We’ve attracted a lot of clever people of the last few years. And it means that the service that we offer is different because we can do cleverer things than other people.”
“One thing that’s made us different to most other companies is the breadth of skill that we have.
“When I set the company up I actually invited some other people to join me who had some very different sills. Most companies are created and built around the skill set of the founders.
“When I set the company up, my background was electrical and instrumentation. I brought on board people who at the time might have seemed a bit random. Jeremy, who’s co-director to this day, is a software engineer. A hardcore coder. And Bill’s an installation electrician originally. We’ve got a very diverse range of skills which means the breadth of what we offer is different to most companies.
“When we first set up I didn’t even have an office. I was working out of my conservatory, out on the road, doing all the work, doing everything. A guy in London agreed to answer our phones, a very nice chap - he was retired so he was just at home. And another guy who had an industrial unit that I know in Royston allowed me to use his address so it looked like we had an industrial unit, but I didn’t.
“The problem was, when people came to deliver parcels the guy in London would answer the phone, and he had no clue where in Cambridge it was, let alone what Unit we were able to use.
“It took a while. It was a bit of a nail-biting experience because I only had so much money to keep me going. It was July 12th, 2000, that I started doing this. And the reason I know that is that I didn’t chuck the towel in with the job that I had at the time until I got my mortgage.
“I knew that as soon as I chucked the towel in no-one would give me my mortgage, so the day I got the keys to my house that I couldn’t afford, I packed my job in. So that was a bit of a risk.
“Z-Tech as a company was already set up - I actually registered it in 1997. At first we did motorbike stuff.

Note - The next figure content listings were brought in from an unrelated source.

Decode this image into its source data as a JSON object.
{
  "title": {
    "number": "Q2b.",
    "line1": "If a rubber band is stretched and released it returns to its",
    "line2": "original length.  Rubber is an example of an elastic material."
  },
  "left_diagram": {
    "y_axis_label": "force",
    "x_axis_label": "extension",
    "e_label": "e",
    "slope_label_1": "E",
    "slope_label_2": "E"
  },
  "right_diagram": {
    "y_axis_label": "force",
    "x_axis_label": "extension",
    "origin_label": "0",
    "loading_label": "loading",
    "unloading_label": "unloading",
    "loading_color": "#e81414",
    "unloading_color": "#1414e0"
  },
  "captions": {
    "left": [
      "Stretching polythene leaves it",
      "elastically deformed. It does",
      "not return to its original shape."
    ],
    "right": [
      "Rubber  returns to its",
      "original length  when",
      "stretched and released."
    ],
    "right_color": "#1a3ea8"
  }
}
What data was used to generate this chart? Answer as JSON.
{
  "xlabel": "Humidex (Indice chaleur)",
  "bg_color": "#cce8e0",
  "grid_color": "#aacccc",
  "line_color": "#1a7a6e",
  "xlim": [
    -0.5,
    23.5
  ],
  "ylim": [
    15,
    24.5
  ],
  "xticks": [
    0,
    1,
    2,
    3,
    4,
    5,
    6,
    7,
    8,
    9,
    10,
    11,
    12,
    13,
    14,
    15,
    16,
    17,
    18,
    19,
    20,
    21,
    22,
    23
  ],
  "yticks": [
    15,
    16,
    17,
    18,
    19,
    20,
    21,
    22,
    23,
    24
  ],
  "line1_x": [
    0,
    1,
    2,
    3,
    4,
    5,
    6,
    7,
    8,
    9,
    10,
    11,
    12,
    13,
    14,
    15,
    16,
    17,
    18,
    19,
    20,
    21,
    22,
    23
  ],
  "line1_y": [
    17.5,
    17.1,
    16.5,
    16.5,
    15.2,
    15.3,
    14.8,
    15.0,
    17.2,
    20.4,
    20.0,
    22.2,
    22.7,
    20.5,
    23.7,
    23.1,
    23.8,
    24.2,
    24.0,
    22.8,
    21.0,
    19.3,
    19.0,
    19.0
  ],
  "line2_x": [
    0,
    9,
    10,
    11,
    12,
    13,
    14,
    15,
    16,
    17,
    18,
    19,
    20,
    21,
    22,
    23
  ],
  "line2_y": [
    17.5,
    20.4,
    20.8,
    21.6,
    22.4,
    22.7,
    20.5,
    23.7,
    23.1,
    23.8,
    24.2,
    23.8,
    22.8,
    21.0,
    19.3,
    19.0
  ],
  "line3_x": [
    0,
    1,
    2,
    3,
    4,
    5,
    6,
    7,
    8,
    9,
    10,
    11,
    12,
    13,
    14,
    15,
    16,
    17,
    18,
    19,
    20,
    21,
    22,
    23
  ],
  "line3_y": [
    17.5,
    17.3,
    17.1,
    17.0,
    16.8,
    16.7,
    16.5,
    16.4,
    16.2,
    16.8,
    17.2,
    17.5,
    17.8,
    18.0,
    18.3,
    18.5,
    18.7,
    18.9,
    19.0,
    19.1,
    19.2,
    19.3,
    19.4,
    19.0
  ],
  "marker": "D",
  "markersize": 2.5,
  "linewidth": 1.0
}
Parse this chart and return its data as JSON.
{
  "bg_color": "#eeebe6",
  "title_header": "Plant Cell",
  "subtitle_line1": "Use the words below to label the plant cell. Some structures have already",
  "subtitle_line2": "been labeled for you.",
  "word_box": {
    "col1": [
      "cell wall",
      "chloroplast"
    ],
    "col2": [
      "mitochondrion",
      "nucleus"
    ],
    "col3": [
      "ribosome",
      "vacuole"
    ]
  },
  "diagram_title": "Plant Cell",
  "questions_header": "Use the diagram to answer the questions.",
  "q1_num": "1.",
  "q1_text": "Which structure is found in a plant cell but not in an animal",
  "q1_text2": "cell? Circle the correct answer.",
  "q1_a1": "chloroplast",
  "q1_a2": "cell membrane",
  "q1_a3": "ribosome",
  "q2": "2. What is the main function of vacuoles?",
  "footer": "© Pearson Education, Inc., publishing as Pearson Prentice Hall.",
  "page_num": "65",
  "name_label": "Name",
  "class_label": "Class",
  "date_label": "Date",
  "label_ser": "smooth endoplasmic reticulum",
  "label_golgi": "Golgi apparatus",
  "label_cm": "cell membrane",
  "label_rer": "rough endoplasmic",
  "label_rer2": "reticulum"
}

“Me and a mate of mine ran it as a motorbike business which is my hobby. I learnt a lot about business but it wasn’t a success. My dream at the time was that that would be my future. I’d run a successful motorbike business, and live the dream: hobby, work, loads of money. We made a mobile dynamometer that we’d take to races. It was quite a new thing - there’s lots of them around now but in the 90s there weren’t many. They call it a rolling road now and we built one into a trailer. We did that which was an absolutely brilliant laugh, but it didn’t make money. At all. In fact it lost money. But I learnt how a business ran.”
Michael is from Durham and that’s where he registered Z-Tech in the business’ early years.
“I was also fortunate enough that whilst I was doing that there was some European grant money floating around to do courses at Durham University Business School.
“I signed up for a course payed for by grant funding and went to Durham, and that was an absolute revelation. I learnt properly then about how to run a business. I was just learning things as I went along prior to that and it made me realise that what I was doing was never going to work to the extent that I wanted it to. So I stopped doing that, and had a complete change and started the business that is what it is now. Doing what I knew from my trade.”